I had a list of colleges that I started tackling one by one. The first few calls felt like I was speaking to the gatekeeper to heaven. Whose only job was to make it nearly impossible to reach the VC or President. I heard every reason from ‘he is traveling’, ‘not in town’, ‘not at his desk’ to more direct ‘no one can speak directly with him’ and so on. Schools, and I thought these folks were supposed to be a little more approachable. I have not had even half the trouble speaking and meeting General Managers and Directors at companies. And here I was, struggling to meet people at colleges.

Then, one Saturday, a few days and many calls later, I called a college on the number given on their ‘Contact Us’ page. And to my surprise, the Director answered! (‘Wha.!’, I’d say to myself, just praying it wasn’t a prank by a bored peon looking for a kick out of his otherwise mundane routine).

As I kept working on my list, I got to some colleges which had mobile numbers listed under ‘Contact Us’, which belonged to Directors or Dean’s.
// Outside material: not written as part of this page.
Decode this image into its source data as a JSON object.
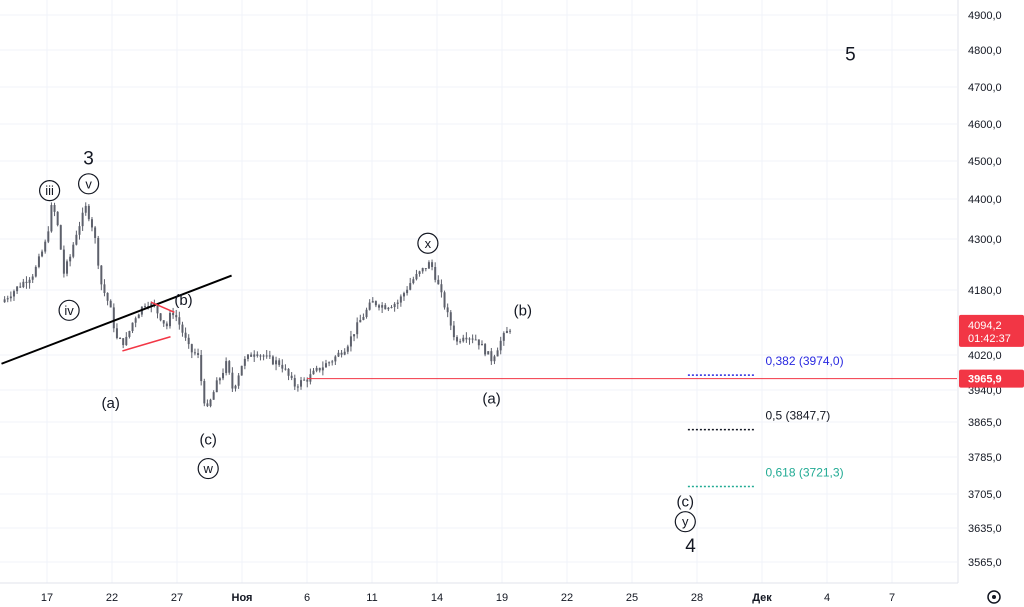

A refreshing change from the otherwise fortress some institutes had around their heads.

And today, when I was almost at the end of my list, I call a college and asked only for the Director’s email id (no, couldn’t find any direct lines, and I was way too bored to request a direct word with the Director), saying I will first email him and then call to speak with him, and the generous person at the other end says ‘Hold on, I’ll connect you to him, you could speak to him directly’.

The more you want something done, people seem to make it that much tougher. When you don’t care, they’ll give you that extra push up the hill. Humans, never cease to amaze.